Halloween Fright Night
- Date: October 31, 1998
- Venue: Boardwalk Hall, Atlantic City, New Jersey, U.S.
- Title(s) on the line: WBO and Lineal featherweight championship

Tale of the tape
- Boxer: Naseem Hamed / Wayne McCullough
- Nickname: Prince / The Pocket Rocket
- Hometown: Sheffield, South Yorkshire, UK / Belfast, Northern Ireland, U.K.
- Pre-fight record: 30–0 (28 KO) / 22–1 (14 KO)
- Age: 24 years, 8 months / 28 years, 3 months
- Height: 5 ft 4 in (163 cm) / 5 ft 7 in (170 cm)
- Weight: 125 lb (57 kg) / 124 lb (56 kg)
- Style: Southpaw / Orthodox
- Recognition: WBO and Lineal Featherweight Champion / Former super bantamweight champion

Result
- Hamed wins by unanimous decision (116–112, 117–111, 118–110)

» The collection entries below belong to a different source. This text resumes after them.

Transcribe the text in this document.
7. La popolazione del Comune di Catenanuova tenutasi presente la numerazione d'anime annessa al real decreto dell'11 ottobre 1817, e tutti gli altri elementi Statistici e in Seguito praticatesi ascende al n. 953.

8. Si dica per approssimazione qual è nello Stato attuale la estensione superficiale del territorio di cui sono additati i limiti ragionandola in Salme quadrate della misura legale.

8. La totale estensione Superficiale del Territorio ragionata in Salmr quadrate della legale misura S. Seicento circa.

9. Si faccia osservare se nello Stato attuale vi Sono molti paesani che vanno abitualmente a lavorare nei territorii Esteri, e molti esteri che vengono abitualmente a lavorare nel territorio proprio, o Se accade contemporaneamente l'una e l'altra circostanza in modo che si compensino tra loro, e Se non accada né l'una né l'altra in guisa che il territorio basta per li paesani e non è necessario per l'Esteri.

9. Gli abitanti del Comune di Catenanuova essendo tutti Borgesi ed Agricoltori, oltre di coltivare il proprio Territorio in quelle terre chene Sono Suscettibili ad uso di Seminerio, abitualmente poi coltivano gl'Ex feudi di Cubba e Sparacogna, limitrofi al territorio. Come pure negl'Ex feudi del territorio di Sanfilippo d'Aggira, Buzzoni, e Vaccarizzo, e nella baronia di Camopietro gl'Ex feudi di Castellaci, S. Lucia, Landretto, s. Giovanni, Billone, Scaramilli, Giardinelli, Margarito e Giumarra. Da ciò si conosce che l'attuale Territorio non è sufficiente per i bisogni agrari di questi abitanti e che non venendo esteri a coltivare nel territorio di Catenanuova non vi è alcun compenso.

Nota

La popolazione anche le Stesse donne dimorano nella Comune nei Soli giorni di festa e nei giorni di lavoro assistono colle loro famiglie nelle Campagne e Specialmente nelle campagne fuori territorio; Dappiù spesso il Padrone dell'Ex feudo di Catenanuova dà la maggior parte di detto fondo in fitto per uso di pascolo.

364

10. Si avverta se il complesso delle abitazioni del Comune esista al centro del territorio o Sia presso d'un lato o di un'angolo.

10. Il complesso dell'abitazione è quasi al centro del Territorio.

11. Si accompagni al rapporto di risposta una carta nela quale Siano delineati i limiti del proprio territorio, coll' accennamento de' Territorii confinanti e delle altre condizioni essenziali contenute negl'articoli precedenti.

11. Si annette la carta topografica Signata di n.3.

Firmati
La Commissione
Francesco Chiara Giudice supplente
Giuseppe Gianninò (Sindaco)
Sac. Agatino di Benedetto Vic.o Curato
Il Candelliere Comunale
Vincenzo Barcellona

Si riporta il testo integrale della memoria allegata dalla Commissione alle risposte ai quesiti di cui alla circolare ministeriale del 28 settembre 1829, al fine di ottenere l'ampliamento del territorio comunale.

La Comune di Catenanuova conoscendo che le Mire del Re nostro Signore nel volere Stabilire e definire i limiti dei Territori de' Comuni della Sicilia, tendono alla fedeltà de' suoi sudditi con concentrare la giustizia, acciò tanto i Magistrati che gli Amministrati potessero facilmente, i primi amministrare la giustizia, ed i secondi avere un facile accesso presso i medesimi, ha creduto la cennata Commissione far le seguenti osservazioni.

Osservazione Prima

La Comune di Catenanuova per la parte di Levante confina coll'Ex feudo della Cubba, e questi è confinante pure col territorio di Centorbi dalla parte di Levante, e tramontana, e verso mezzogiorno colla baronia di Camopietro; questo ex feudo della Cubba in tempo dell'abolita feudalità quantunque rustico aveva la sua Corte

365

= Naseem Hamed vs. Wayne McCullough =

Boxing match

Naseem Hamed vs. Wayne McCullough, billed as "Halloween Fright Night" was a professional boxing match contested on October 31, 1998 for the WBO and Lineal featherweight championship.

==Background==
In April 1998, WBO featherweight champion Naseem Hamed had defeated 3-division world champion Wilfredo Vázquez to both retain his WBO belt and become the new lineal champion of the featherweight champion. For his next fight, Hamed would return to the United States for the second time in his career, having made his American debut the previous year in December against Kevin Kelley. Then-WBO super bantamweight champion Kennedy McKinney, with whom Hamed had originally agreed to face earlier in the year before instead taking the Vasquez fight, had emerged as a possible opponent for Hamed again, but was bypassed again in favor of Irish fighter Wayne McCullough. McCullough had captured a silver medal in the 1992 Olympics and had become the WBC bantamweight champion in 1995. He would then move up to the super bantamweight division to take on champion Daniel Zaragoza in a losing effort before once again moving up to the featherweight division to challenge Hamed. For Hamed, it was his third consecutive opponent to have been a world champion.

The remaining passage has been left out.